WHAT IT'S ABOUT:
Kanarie (Afrikaans for Canary) is a coming-of-age musical war drama, set in South Africa in 1984/5, about a young boy who discovers how through hardship, camaraderie, first love, and the liberating freedom of music, the true self can be discovered.
WHAT WE THOUGHT:
From the mind that brought to life my favourite Afrikaans film Johnny is Nie Dood Nie comes another fantastic film about what it meant to be gay at a time when your mere existence was outlawed.
Kanarie may be more of an on-screen theatre production, but with director Christiaan Olwagen at the wheel he translates it superbly to the screen with a style wholly unique in local cinema. While the hero’s journey of self-acceptance is a universal one, it remains the story of Afrikaans gay experiences and the suffering they endured when the world couldn’t accept them for who they are.
It’s 1985 in South Africa, and the Apartheid regime is still sending young conscripts to the Border War, but a lucky few land up in the army’s choir division – the Kanaries – who fulfil their duties by travelling the country to boost morale through music. One conscript Johan Niemand (Schalk Bezuidenhout) tries to keep his head down and not draw attention, while battling with his feelings for a fellow soldier (Hannes Otto).
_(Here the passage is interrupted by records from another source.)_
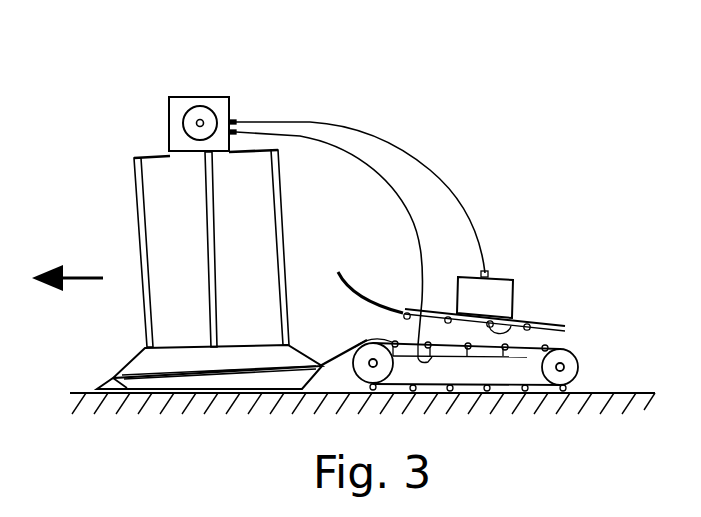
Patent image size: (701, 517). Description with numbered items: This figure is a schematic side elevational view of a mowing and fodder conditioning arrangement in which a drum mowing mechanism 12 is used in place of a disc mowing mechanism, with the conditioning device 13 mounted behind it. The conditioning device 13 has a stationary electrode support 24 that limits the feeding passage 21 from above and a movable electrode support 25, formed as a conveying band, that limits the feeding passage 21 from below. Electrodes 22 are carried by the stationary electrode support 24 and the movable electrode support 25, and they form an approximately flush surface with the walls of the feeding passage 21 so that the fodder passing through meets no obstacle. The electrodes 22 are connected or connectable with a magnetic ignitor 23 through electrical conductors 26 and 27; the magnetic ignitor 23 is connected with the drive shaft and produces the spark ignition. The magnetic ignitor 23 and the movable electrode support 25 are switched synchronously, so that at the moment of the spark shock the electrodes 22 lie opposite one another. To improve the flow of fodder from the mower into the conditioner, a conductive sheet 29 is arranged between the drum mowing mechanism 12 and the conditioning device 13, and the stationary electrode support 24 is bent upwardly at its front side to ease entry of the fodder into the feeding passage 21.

The drum mowing mechanism 12 is at (163, 238).
The conditioning device 13 is at (548, 278).
The feeding passage 21 is at (523, 337).
The electrodes 22 is at (521, 320).
The magnetic ignitor 23 is at (222, 96).
The stationary electrode support 24 is at (432, 307).
The movable electrode support 25 is at (597, 356).
The electrical conductor 26 is at (410, 158).
The electrical conductor 27 is at (397, 210).
The conductive sheet 29 is at (320, 365).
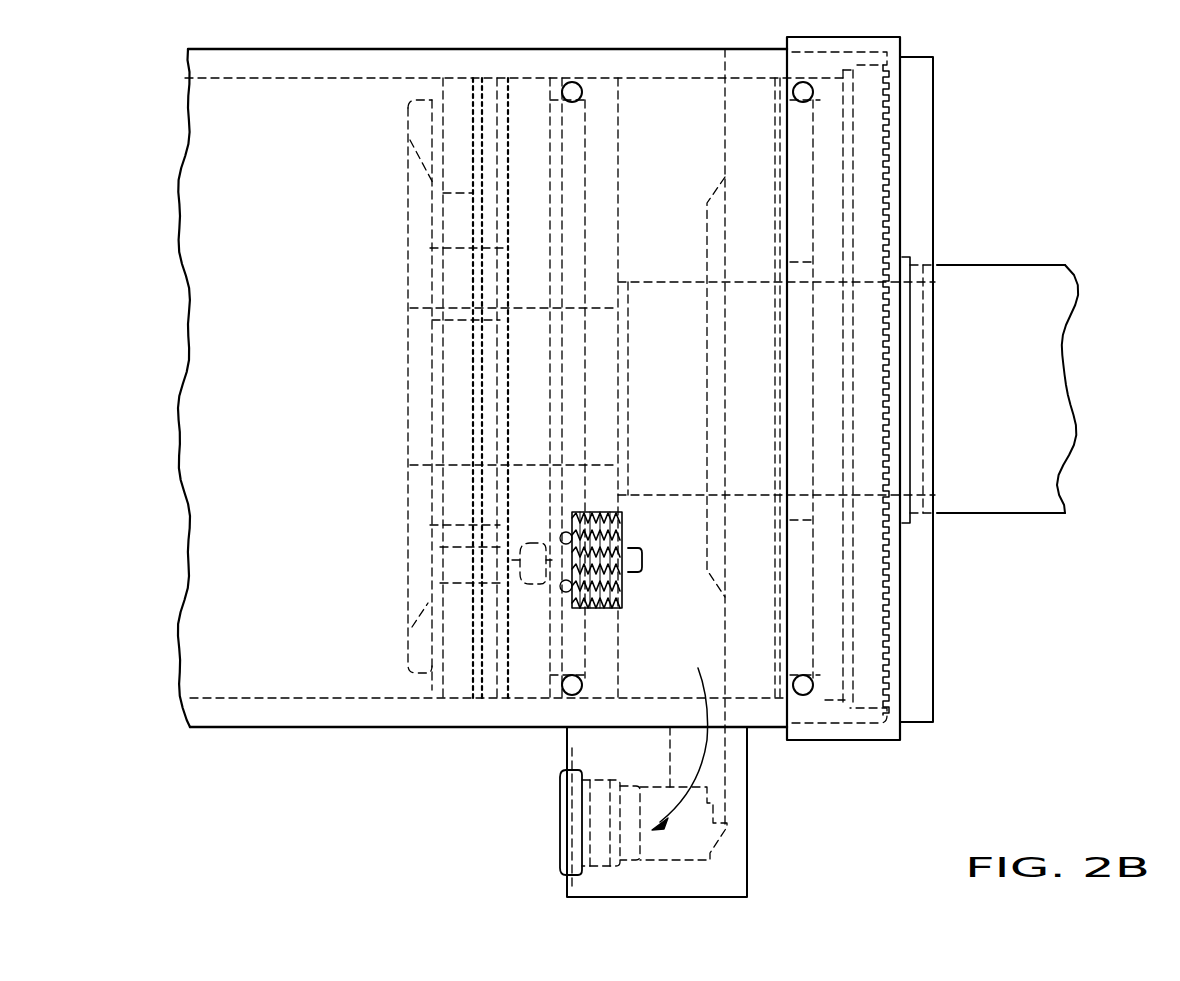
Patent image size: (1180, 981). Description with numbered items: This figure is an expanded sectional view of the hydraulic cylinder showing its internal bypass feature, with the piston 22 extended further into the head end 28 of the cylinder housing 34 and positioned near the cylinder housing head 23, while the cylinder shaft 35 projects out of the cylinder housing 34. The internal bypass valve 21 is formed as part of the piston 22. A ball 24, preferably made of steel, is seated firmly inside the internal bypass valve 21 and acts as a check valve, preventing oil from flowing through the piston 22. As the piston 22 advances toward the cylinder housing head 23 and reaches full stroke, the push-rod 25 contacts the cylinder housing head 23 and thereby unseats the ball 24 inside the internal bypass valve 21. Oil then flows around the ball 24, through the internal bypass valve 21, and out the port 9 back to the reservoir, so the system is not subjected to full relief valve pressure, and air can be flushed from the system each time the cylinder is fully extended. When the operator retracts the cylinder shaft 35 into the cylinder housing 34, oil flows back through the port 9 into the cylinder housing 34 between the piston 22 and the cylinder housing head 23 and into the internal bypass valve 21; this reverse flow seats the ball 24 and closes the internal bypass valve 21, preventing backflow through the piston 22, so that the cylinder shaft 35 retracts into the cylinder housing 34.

The port 9 is at (560, 823).
The internal bypass valve 21 is at (630, 533).
The piston 22 is at (525, 250).
The cylinder housing head 23 is at (833, 613).
The ball 24 is at (542, 557).
The push-rod 25 is at (642, 558).
The head end 28 is at (400, 733).
The cylinder housing 34 is at (305, 730).
The cylinder shaft 35 is at (1030, 515).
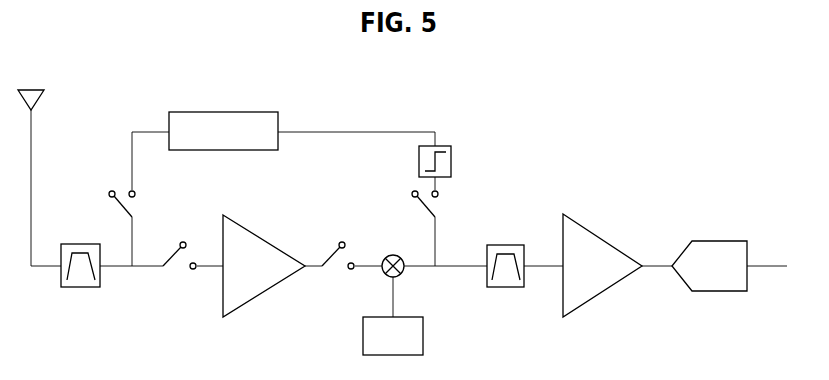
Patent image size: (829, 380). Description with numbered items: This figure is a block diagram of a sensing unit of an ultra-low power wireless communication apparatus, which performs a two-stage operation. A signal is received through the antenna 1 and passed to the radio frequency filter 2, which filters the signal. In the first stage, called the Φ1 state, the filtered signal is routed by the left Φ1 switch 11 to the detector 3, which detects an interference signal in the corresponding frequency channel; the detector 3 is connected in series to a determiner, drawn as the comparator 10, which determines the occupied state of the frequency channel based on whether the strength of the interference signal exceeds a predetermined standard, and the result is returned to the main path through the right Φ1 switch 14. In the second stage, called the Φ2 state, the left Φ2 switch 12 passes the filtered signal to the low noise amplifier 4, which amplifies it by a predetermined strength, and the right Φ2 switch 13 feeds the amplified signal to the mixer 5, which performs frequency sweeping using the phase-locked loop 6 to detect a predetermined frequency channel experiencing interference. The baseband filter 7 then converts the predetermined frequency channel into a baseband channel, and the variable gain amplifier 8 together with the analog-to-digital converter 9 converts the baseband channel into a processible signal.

The antenna 1 is at (31, 100).
The RF filter 2 is at (81, 280).
The detector 3 is at (223, 131).
The low noise amplifier (LNA) 4 is at (264, 266).
The mixer 5 is at (392, 251).
The PLL 6 is at (393, 336).
The BB filter 7 is at (506, 280).
The variable gain amplifier (VGA) 8 is at (602, 265).
The ADC 9 is at (709, 266).
The comparator 10 is at (435, 161).
The switch Φ1 (left) 11 is at (142, 198).
The switch Φ2 (left) 12 is at (179, 270).
The switch Φ2 (right) 13 is at (338, 270).
The switch Φ1 (right) 14 is at (445, 198).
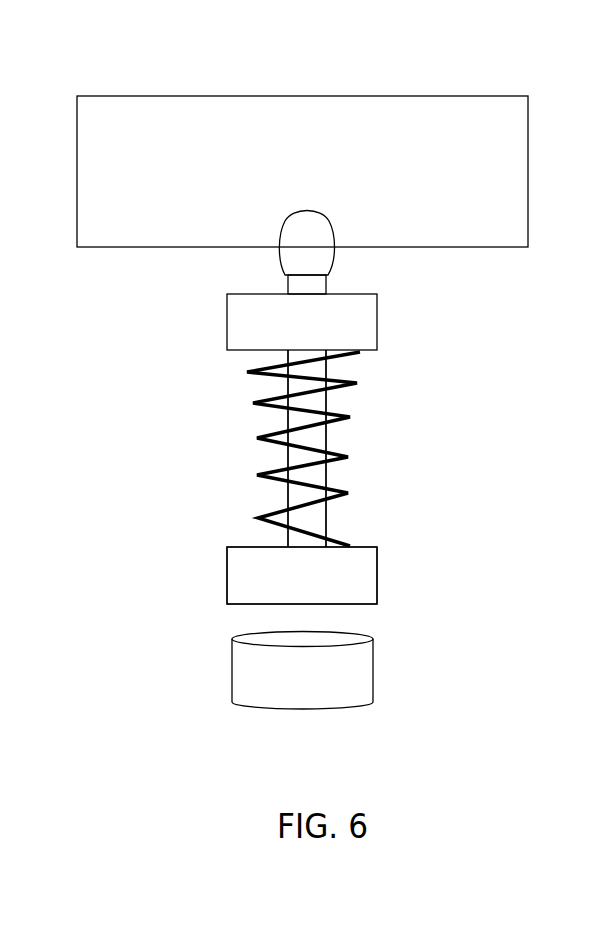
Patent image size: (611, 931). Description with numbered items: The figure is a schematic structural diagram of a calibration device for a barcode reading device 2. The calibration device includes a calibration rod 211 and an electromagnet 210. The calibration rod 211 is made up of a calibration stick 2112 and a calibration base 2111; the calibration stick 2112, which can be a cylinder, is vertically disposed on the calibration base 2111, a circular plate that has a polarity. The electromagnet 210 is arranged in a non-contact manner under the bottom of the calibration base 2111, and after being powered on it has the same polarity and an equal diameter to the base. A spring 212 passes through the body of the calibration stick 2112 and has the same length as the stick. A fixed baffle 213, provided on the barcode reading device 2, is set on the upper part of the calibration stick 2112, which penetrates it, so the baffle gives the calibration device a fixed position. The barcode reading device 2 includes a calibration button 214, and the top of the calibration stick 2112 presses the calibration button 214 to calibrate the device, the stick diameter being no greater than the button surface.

The barcode reading device 2 is at (419, 97).
The electromagnet 210 is at (372, 670).
The calibration rod 211 is at (288, 497).
The calibration base 2111 is at (377, 549).
The calibration stick 2112 is at (283, 470).
The spring 212 is at (402, 445).
The fixed baffle 213 is at (227, 297).
The calibration button 214 is at (334, 247).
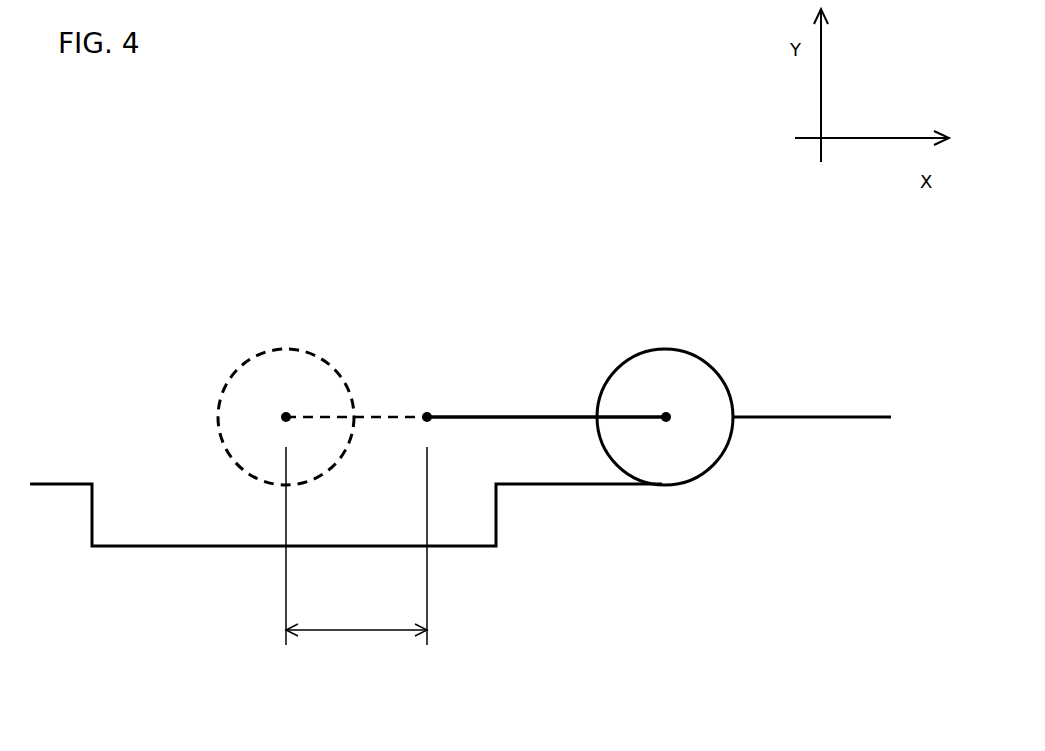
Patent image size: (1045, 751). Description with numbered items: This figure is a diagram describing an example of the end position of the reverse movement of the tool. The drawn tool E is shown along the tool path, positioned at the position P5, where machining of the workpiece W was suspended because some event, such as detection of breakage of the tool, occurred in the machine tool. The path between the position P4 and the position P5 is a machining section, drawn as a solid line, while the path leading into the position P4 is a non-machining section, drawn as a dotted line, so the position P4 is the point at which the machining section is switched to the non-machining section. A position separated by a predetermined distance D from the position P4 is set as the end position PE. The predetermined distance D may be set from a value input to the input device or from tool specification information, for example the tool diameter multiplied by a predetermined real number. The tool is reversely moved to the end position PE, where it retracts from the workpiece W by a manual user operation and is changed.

One of the biggest surprises of the film is comedic Bezuidenhout, who is physically and emotionally unrecognisable in his first serious role onscreen. How Olwagen saw through his on-stage act to see the potential of tonal depth and soul in his performance is a great directing feat. The comedian completely disappears into the role of Niemand, a boy who’s been so conditioned to hate who he is that he can’t cope with getting what he desires.
And while the film is both a musical comedy and love drama, Bezuidenhout is never tempted to swerve into his usual self once, giving the comedic platform to his just-as-stunning costars. I have rarely heard such colourful Afrikaans insults so perfectly strung together, and I feel bad for any non-Afrikaans speakers who can’t fully appreciate the hilarity of some of the dialogue (although the subtitles are perfectly spot on.)
The whole cast, even the director and composer, have their roots in theatre, and while this can sometimes be detrimental to a film, in this case the theatre element worked perfectly with the subject material.
The music is another victory in the film, composed by co-writer Charl-Johan Lingenfelder who won Best Soundtrack at the Silwerskerm Festival for Olwagen’s Johnny is nie dood nie.
Kanarie took the school choir niche and turned it into a beautiful plot device, its holy songs contrasted with the music of 80s classics like Boy George and The Culture Club. Their fusion was intricately woven, and Bezuidenhout’s street dance scene opened the whole film on the perfect note.
Special mention is also owed to Germandt Geldenhuys, who is not only a hilarious actor, but has a voice that can make you cry and ready for battle. You can get lost listening to him, but luckily not too lost to lose your focus on the film. Accompanied by raw visuals and cinematography, Kanarie becomes more of a sensory experience rather than just a film.
Kanarie is another step in cementing top-notch quality in our local film scene, which over the last few years has grown into a spectacular cinematic movement, one that only needs the support of our local audiences. The film shows just one side of the Apartheid oppression (the oppression of black South Africans is adequately covered) but that it wasn’t just a physical oppression of laws – it was an oppression that is ingrained in your spiritual life, your family and even yourself, and finally breaking free from that cage can be as terrifying as it is liberating.